Kamis 05 Mar 2015 15:00 WIB

Ben, Sang Penghibur

Red: operator

REPUBLIKA.CO.ID,

Sebuah sado atau kereta beroda dua yang biasanya ditarik kuda, terpampang di depan halaman kantor dan studio Bens Radio di kawasan Jagakarsa, Jakarta Selatan. Itulah kendaraan tradisional masyarakat Betawi. Sado, sepertinya menjadi simbol bahwa di situlah tempat berkomunikasi warga yang ingin mengetahui etnik Betawi.

 

Bens Radio memang tidak bisa dilepaskan dari figur sang penggagas dan pemiliknya, yakni Benyamin Suaeb atau lebih dikenal dengan sebutan Ben atau Bang Ben. “Bens adalah penggalan kata dari Benyamin Suaeb,” kata Biem Triani Benyamin, salah seorang anak dari seniman besar asal Betawi itu. Biem mengungkapkanhal tersebut melalui sambungan telepon, Selasa (3/3).

 

Biem yang sedang berada di Jombang, Jawa Timur, menelepon penulis dan menyatakan salut dan apresiasi karena masih ada wartawan yang peduli terhadap kiprah sang ayah. Apalagi pada 5 Maret ini, keluarga besar almarhum Benyamin Suaeb membuat acara khusus memperingati hari kelahiran Ben, seniman komplet.

 

Di tempat ini pula disediakan tiga ruangan yang bisa digunakan sebagai panggung berkesenian. Sejumlah grup musik anak-anak muda saat ini datang silih berganti untuk memngisi acara, sekaligus melantunkan lagu-lagu ciptaan Ben dengan versinya masing-masing.

 

Mengunjungi Bens Radio pada Senin (2/3) siang lalu, bagaikan masuk ke museum Benyamin, juga mengungkap keberadaan komunitas Betawi.  Bens Radio merupakan  unit Etnikom Network dengan format radio etnik. Tujuannya sebagai radio yang menggali potensi budaya Betawi agar pendengar dapat merasakan budaya, berkesenian dengan tradisi, bertutur dan berdialog dengan bahasanya sendiri.
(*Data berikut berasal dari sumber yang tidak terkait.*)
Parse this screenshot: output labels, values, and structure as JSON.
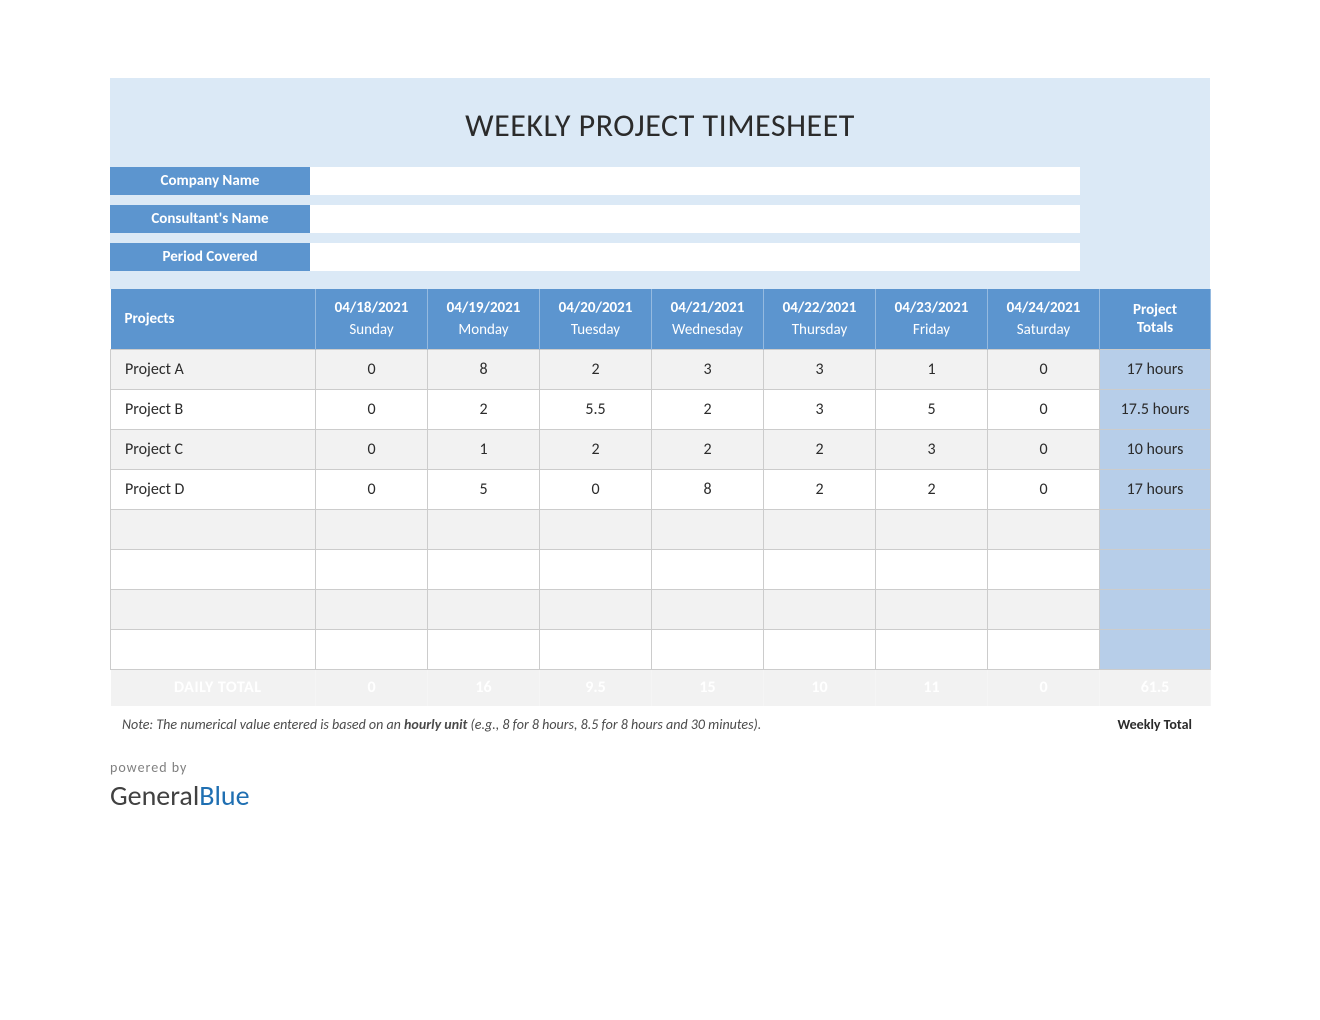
{
  "title": "WEEKLY PROJECT TIMESHEET",
  "meta": {
    "company_label": "Company Name",
    "consultant_label": "Consultant's Name",
    "period_label": "Period Covered",
    "company_value": "",
    "consultant_value": "",
    "period_value": ""
  },
  "table": {
    "projects_header": "Projects",
    "project_totals_header": "Project\nTotals",
    "columns": [
      {
        "date": "04/18/2021",
        "day": "Sunday"
      },
      {
        "date": "04/19/2021",
        "day": "Monday"
      },
      {
        "date": "04/20/2021",
        "day": "Tuesday"
      },
      {
        "date": "04/21/2021",
        "day": "Wednesday"
      },
      {
        "date": "04/22/2021",
        "day": "Thursday"
      },
      {
        "date": "04/23/2021",
        "day": "Friday"
      },
      {
        "date": "04/24/2021",
        "day": "Saturday"
      }
    ],
    "rows": [
      {
        "name": "Project A",
        "v": [
          "0",
          "8",
          "2",
          "3",
          "3",
          "1",
          "0"
        ],
        "total": "17 hours"
      },
      {
        "name": "Project B",
        "v": [
          "0",
          "2",
          "5.5",
          "2",
          "3",
          "5",
          "0"
        ],
        "total": "17.5 hours"
      },
      {
        "name": "Project C",
        "v": [
          "0",
          "1",
          "2",
          "2",
          "2",
          "3",
          "0"
        ],
        "total": "10 hours"
      },
      {
        "name": "Project D",
        "v": [
          "0",
          "5",
          "0",
          "8",
          "2",
          "2",
          "0"
        ],
        "total": "17 hours"
      },
      {
        "name": "",
        "v": [
          "",
          "",
          "",
          "",
          "",
          "",
          ""
        ],
        "total": ""
      },
      {
        "name": "",
        "v": [
          "",
          "",
          "",
          "",
          "",
          "",
          ""
        ],
        "total": ""
      },
      {
        "name": "",
        "v": [
          "",
          "",
          "",
          "",
          "",
          "",
          ""
        ],
        "total": ""
      },
      {
        "name": "",
        "v": [
          "",
          "",
          "",
          "",
          "",
          "",
          ""
        ],
        "total": ""
      }
    ],
    "daily_total_label": "DAILY TOTAL",
    "daily_totals": [
      "0",
      "16",
      "9.5",
      "15",
      "10",
      "11",
      "0"
    ],
    "weekly_total": "61.5"
  },
  "note_prefix": "Note: The numerical value entered is based on an ",
  "note_bold": "hourly unit",
  "note_suffix": " (e.g., 8 for 8 hours, 8.5 for 8 hours and 30 minutes).",
  "weekly_total_label": "Weekly Total",
  "powered_by": "powered by",
  "logo_general": "General",
  "logo_blue": "Blue"
}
“Budaya dan etnik Betawi terus-menerus beradaptasi dengan perubahan zaman, seiring dengan perubahan karakter audiens dan percepatan teknologi serta gaya hidup. Program radio etnik dikemas dalam balutan kreatif budaya masa lalu, sekarang, dan masa yang akan datang,” ujar  General Manager Bens Radio Iman Musaman.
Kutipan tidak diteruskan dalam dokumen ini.